Become a MacRumors Supporter for $50/year with no ads, ability to filter front page stories, and private forums.

Kaitlyn2004

macrumors regular
Original poster
Aug 17, 2008
124
21
I've just completed moving across terabytes of data from my old Windows system on multiple NTFS drives to my new MacBook Pro's external drives, APFS and HFS+ drives.

Due to a variety of reasons, I also used a variety of methods to copy across the data. Including direct ethernet connection and using the SMB share, an intermediary exFAT SSD, and Apple's Finder copy. In addition, and again for multiple reasons, almost every method failed at some point... and had to be resumed/restarted. So I especially worry about random orphan file or an incomplete transfer.

I used Carbon Copy Cloner for a bunch of it, but now upon finally validating things I use the "Compare" function and while its showing the same filesizes, it's giving the exclamation point status as source+destination are different. I'm ROUGHLY assuming it's because of different OS and filesystems and I imagine some differences could be down to bytes?

But I'd really, REALLY like to be able to compare my source+destination (across SMB share ideally so I can "see" both?) - but it seems CCC isn't right for this.

Any suggestions on the best way to truly compare my source+destination across systems and truly say what is the same and not?
 
I used Carbon Copy Cloner for a bunch of it, but now upon finally validating things I use the "Compare" function and while its showing the same filesizes, it's giving the exclamation point status as source+destination are different. I'm ROUGHLY assuming it's because of different OS and filesystems and I imagine some differences could be down to bytes?
As a guess, the exclamation point could be due to extended attributes being different.
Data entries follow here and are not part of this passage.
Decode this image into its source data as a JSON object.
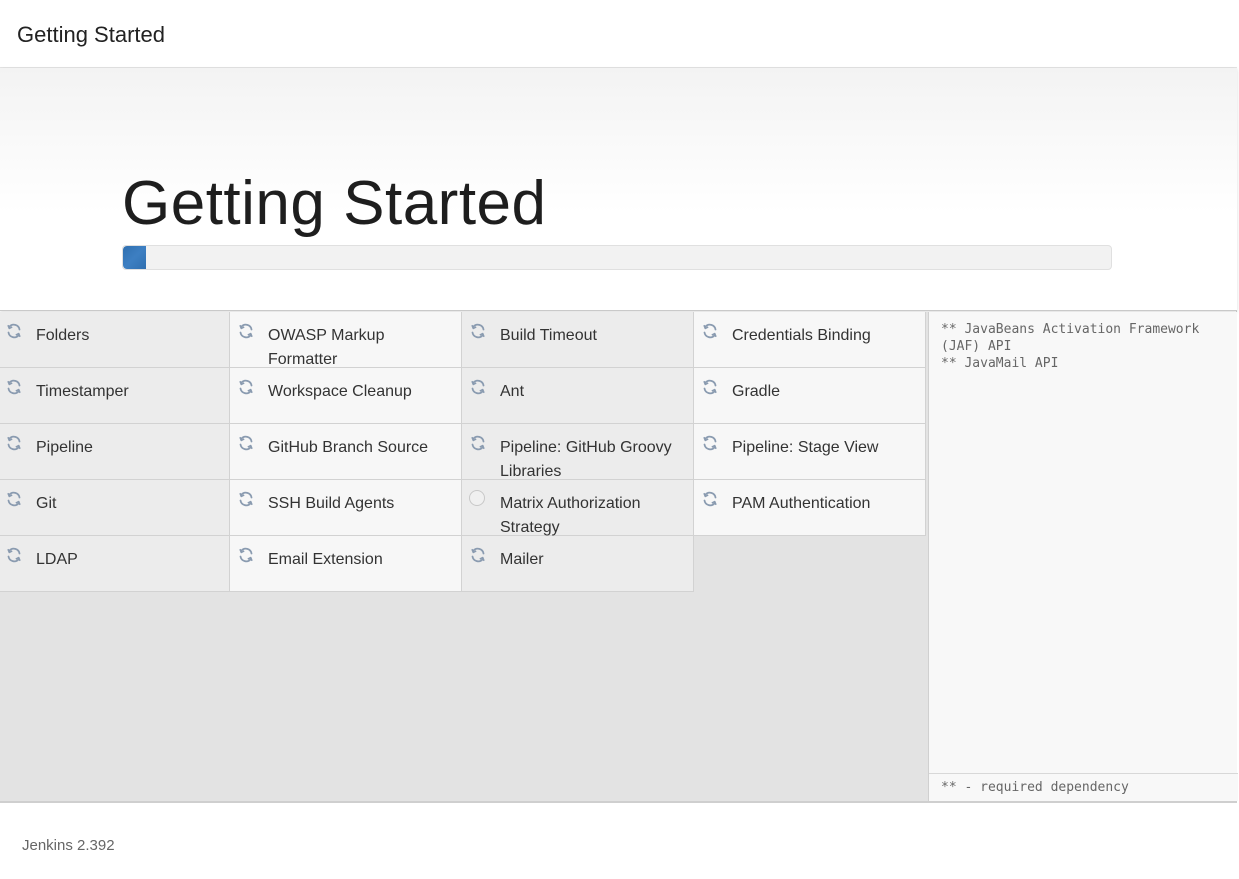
{
  "header": {
    "title": "Getting Started"
  },
  "hero": {
    "title": "Getting Started",
    "progress_fraction": 0.023
  },
  "plugins": [
    {
      "label": "Folders",
      "icon": "refresh-icon",
      "status": "installing"
    },
    {
      "label": "OWASP Markup Formatter",
      "icon": "refresh-icon",
      "status": "installing"
    },
    {
      "label": "Build Timeout",
      "icon": "refresh-icon",
      "status": "installing"
    },
    {
      "label": "Credentials Binding",
      "icon": "refresh-icon",
      "status": "installing"
    },
    {
      "label": "Timestamper",
      "icon": "refresh-icon",
      "status": "installing"
    },
    {
      "label": "Workspace Cleanup",
      "icon": "refresh-icon",
      "status": "installing"
    },
    {
      "label": "Ant",
      "icon": "refresh-icon",
      "status": "installing"
    },
    {
      "label": "Gradle",
      "icon": "refresh-icon",
      "status": "installing"
    },
    {
      "label": "Pipeline",
      "icon": "refresh-icon",
      "status": "installing"
    },
    {
      "label": "GitHub Branch Source",
      "icon": "refresh-icon",
      "status": "installing"
    },
    {
      "label": "Pipeline: GitHub Groovy Libraries",
      "icon": "refresh-icon",
      "status": "installing"
    },
    {
      "label": "Pipeline: Stage View",
      "icon": "refresh-icon",
      "status": "installing"
    },
    {
      "label": "Git",
      "icon": "refresh-icon",
      "status": "installing"
    },
    {
      "label": "SSH Build Agents",
      "icon": "refresh-icon",
      "status": "installing"
    },
    {
      "label": "Matrix Authorization Strategy",
      "icon": "circle-icon",
      "status": "pending"
    },
    {
      "label": "PAM Authentication",
      "icon": "refresh-icon",
      "status": "installing"
    },
    {
      "label": "LDAP",
      "icon": "refresh-icon",
      "status": "installing"
    },
    {
      "label": "Email Extension",
      "icon": "refresh-icon",
      "status": "installing"
    },
    {
      "label": "Mailer",
      "icon": "refresh-icon",
      "status": "installing"
    }
  ],
  "log": {
    "lines": "** JavaBeans Activation Framework (JAF) API\n** JavaMail API",
    "footer": "** - required dependency"
  },
  "footer": {
    "version": "Jenkins 2.392"
  },
  "colors": {
    "accent": "#3d7fc2",
    "icon": "#8a9bb0"
  }
}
I don’t recall exactly how NTFS file systems deal with them, if at all, but I seem to remember that they’re handled differently from macOS file systems. You may or may not care about them, though.
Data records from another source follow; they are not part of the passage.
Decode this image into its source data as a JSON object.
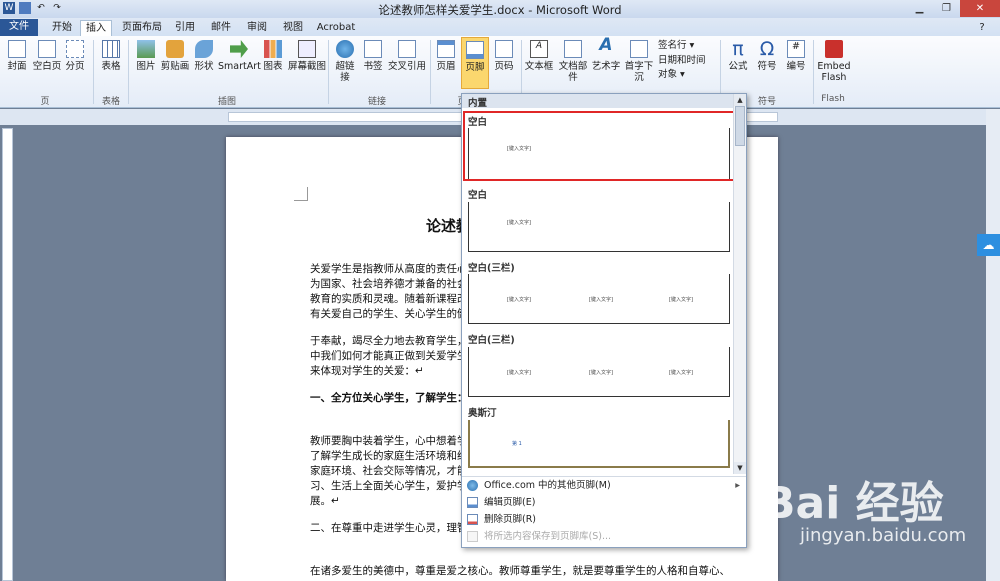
{
  "window": {
    "title": "论述教师怎样关爱学生.docx - Microsoft Word",
    "help": "?"
  },
  "tabs": [
    "文件",
    "开始",
    "插入",
    "页面布局",
    "引用",
    "邮件",
    "审阅",
    "视图",
    "Acrobat"
  ],
  "ribbon": {
    "buttons": [
      {
        "label": "封面",
        "icon": "cover-page-icon"
      },
      {
        "label": "空白页",
        "icon": "blank-page-icon"
      },
      {
        "label": "分页",
        "icon": "page-break-icon"
      },
      {
        "label": "表格",
        "icon": "table-icon"
      },
      {
        "label": "图片",
        "icon": "picture-icon"
      },
      {
        "label": "剪贴画",
        "icon": "clipart-icon"
      },
      {
        "label": "形状",
        "icon": "shapes-icon"
      },
      {
        "label": "SmartArt",
        "icon": "smartart-icon"
      },
      {
        "label": "图表",
        "icon": "chart-icon"
      },
      {
        "label": "屏幕截图",
        "icon": "screenshot-icon"
      },
      {
        "label": "超链接",
        "icon": "hyperlink-icon"
      },
      {
        "label": "书签",
        "icon": "bookmark-icon"
      },
      {
        "label": "交叉引用",
        "icon": "cross-reference-icon"
      },
      {
        "label": "页眉",
        "icon": "header-icon"
      },
      {
        "label": "页脚",
        "icon": "footer-icon"
      },
      {
        "label": "页码",
        "icon": "page-number-icon"
      },
      {
        "label": "文本框",
        "icon": "textbox-icon"
      },
      {
        "label": "文档部件",
        "icon": "quick-parts-icon"
      },
      {
        "label": "艺术字",
        "icon": "wordart-icon"
      },
      {
        "label": "首字下沉",
        "icon": "dropcap-icon"
      },
      {
        "label": "公式",
        "icon": "equation-icon"
      },
      {
        "label": "符号",
        "icon": "symbol-icon"
      },
      {
        "label": "编号",
        "icon": "number-icon"
      },
      {
        "label": "Embed Flash",
        "icon": "flash-icon"
      }
    ],
    "small": [
      "签名行",
      "日期和时间",
      "对象"
    ],
    "groups": [
      "页",
      "表格",
      "插图",
      "链接",
      "页",
      "符号",
      "Flash"
    ]
  },
  "dropdown": {
    "header": "内置",
    "items": [
      {
        "title": "空白",
        "hold": [
          "[键入文字]"
        ]
      },
      {
        "title": "空白",
        "hold": [
          "[键入文字]"
        ]
      },
      {
        "title": "空白(三栏)",
        "hold": [
          "[键入文字]",
          "[键入文字]",
          "[键入文字]"
        ]
      },
      {
        "title": "空白(三栏)",
        "hold": [
          "[键入文字]",
          "[键入文字]",
          "[键入文字]"
        ]
      },
      {
        "title": "奥斯汀",
        "hold": [
          "第 1"
        ]
      }
    ],
    "menu": [
      {
        "label": "Office.com 中的其他页脚(M)",
        "disabled": false
      },
      {
        "label": "编辑页脚(E)",
        "disabled": false
      },
      {
        "label": "删除页脚(R)",
        "disabled": false
      },
      {
        "label": "将所选内容保存到页脚库(S)...",
        "disabled": true
      }
    ]
  },
  "document": {
    "title": "论述教",
    "lines": [
      "关爱学生是指教师从高度的责任心和",
      "为国家、社会培养德才兼备的社会主",
      "教育的实质和灵魂。随着新课程改革",
      "有关爱自己的学生、关心学生的健康",
      "于奉献，竭尽全力地去教育学生，才",
      "中我们如何才能真正做到关爱学生呢",
      "来体现对学生的关爱：↵",
      "一、全方位关心学生，了解学生：↵",
      "教师要胸中装着学生，心中想着学生",
      "了解学生成长的家庭生活环境和经常",
      "家庭环境、社会交际等情况，才能恰",
      "习、生活上全面关心学生，爱护学生",
      "展。↵",
      "二、在尊重中走进学生心灵，理智公",
      "在诸多爱生的美德中，尊重是爱之核心。教师尊重学生，就是要尊重学生的人格和自尊心、"
    ]
  },
  "watermark": {
    "brand": "Bai 经验",
    "url": "jingyan.baidu.com"
  }
}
But I'd really, REALLY like to be able to compare my source+destination (across SMB share ideally so I can "see" both?) - but it seems CCC isn't right for this.

Any suggestions on the best way to truly compare my source+destination across systems and truly say what is the same and not?
I think the gold standard would be the ‘rsync’ command. Enter ‘man rsync’ to get a feel for it. It will take some effort to select the appropriate options. For example, the ‘—itemized-changes’ option will give output indicating what exactly is making a difference between the source and destination file. There is also an option to actually calculate the hash value on each file and compare them if you want to go so far as to compare the file contents. That will be quite slow though! Also, the —dry-run option is your friend!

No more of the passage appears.